Böylece iplerden bir kırbaç yaptı ve tapınağın tüm avlularını, koyun ve sığırları sürdü; para değiştiricilerin madeni paralarını dağıttı ve masalarını alt üst etti. Güvercin satanlara: 'Çıkarın onları buradan! Babamın evini pazara çevirmeyi bırak! '”(Yuhanna 2: 15-16).

Bu ayet bugün müminler için ne anlama geliyor?
Uysallık modası geçmiş bir fikir gibi görünebilir. Ama Tanrı bizi buna çağırırsa, bunun yaşamımıza nasıl uygulanacağını bize gösterecektir. Açıkça zulüm görmeyebiliriz, ancak kendimizi kesinlikle haksız koşullara kapılmış halde bulabiliriz. Soru, bu anları nasıl yönettiğimizdir.

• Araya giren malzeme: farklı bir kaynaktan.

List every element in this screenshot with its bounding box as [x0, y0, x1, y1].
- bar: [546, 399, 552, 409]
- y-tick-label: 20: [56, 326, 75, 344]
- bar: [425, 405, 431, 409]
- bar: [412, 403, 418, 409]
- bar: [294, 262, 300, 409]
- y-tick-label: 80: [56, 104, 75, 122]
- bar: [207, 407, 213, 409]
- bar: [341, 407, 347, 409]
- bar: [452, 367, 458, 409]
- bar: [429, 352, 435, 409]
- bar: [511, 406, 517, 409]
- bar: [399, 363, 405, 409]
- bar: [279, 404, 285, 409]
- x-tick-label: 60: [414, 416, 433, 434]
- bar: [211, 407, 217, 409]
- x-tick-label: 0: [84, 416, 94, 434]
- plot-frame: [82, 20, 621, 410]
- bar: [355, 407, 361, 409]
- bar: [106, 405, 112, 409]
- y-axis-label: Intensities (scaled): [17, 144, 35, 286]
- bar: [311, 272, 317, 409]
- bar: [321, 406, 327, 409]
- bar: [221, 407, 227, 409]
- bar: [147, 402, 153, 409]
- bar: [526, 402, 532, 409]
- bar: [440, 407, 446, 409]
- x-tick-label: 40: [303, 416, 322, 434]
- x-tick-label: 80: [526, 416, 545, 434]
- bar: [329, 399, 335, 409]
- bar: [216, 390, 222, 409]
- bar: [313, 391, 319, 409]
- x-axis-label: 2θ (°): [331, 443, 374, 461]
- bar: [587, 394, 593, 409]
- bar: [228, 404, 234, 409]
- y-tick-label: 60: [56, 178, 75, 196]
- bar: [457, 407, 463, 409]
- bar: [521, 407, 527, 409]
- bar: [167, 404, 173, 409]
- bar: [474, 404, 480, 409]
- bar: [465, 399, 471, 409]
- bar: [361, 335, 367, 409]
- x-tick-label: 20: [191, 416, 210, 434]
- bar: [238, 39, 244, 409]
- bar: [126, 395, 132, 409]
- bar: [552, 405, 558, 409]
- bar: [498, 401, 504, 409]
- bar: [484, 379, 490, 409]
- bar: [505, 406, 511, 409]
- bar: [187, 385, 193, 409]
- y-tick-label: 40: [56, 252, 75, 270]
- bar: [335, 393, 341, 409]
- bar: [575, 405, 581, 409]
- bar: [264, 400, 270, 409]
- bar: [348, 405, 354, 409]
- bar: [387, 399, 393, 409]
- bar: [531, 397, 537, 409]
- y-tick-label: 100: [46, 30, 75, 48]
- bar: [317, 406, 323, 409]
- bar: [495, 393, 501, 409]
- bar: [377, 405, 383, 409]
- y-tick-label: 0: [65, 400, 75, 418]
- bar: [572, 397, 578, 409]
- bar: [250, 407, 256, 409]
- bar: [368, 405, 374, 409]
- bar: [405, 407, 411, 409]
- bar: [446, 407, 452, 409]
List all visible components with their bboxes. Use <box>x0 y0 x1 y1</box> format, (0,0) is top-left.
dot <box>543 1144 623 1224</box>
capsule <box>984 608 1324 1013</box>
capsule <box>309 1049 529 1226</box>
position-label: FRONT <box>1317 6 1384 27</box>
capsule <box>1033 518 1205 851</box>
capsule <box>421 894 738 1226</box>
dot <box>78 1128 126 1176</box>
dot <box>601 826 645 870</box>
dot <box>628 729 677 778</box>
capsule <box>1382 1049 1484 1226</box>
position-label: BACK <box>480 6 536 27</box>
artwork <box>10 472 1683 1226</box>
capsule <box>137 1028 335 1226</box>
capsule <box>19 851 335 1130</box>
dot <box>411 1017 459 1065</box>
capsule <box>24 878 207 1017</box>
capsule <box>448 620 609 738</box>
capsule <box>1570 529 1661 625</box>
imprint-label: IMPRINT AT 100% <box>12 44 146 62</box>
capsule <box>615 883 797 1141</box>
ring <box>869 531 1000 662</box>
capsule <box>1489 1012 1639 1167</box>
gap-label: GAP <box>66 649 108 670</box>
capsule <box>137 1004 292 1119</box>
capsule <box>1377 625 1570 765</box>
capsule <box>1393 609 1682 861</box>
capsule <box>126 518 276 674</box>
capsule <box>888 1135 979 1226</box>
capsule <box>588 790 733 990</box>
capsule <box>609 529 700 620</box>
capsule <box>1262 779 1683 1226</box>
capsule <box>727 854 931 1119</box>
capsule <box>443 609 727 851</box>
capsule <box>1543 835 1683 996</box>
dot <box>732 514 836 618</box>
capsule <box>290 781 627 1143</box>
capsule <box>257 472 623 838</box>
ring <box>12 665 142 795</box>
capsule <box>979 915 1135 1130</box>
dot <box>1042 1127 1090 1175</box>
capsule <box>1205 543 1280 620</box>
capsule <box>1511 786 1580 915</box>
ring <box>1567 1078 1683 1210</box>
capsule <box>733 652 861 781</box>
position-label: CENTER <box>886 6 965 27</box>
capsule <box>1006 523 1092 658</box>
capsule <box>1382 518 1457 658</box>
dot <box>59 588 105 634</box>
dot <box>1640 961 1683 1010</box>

Örneğin, birisi sizin hakkınızda arkanızdan konuşsa, inancınızla alay edildiyse ya da başka biri sizden yararlandıysa nasıl yanıt vereceğinizi düşünüyorsunuz? Kendimizi savunmaya çalışabiliriz ya da Tanrı'dan bize ilerlememiz için sessiz bir onur vermesini isteyebiliriz. Bir yol anlık rahatlamaya yol açarken, diğeri ruhsal büyümeye yol açar ve aynı zamanda başkalarına da tanık olabilir.

Dürüst olmak gerekirse, uysallık her zaman ilk cevabım değildir, çünkü bu, adaleti sağlama ve kendimi savunma insani eğilimime aykırıdır. Kalbimin değişmesi gerekiyor, ama bu Tanrı'nın dokunuşu olmadan olmayacak.Bir dua ile onu sürece davet edebilirim. Rab, her gün gerginlikten kurtulmanın pratik ve güçlü yollarını açığa çıkararak her birimizi güçlendirecektir.

Uysal zihniyet, bizi her türlü zorlukla veya kötü muameleyle başa çıkma konusunda güçlendirecek bir disiplindir. Bu tür bir ruha sahip olmak, belirleyebileceğimiz en zor ama en ödüllendirici hedeflerden biridir. Artık uysal olmanın ne anlama geldiğini ve beni nereye götüreceğini anladığıma göre, yolculuğu yapmaya daha kararlıyım.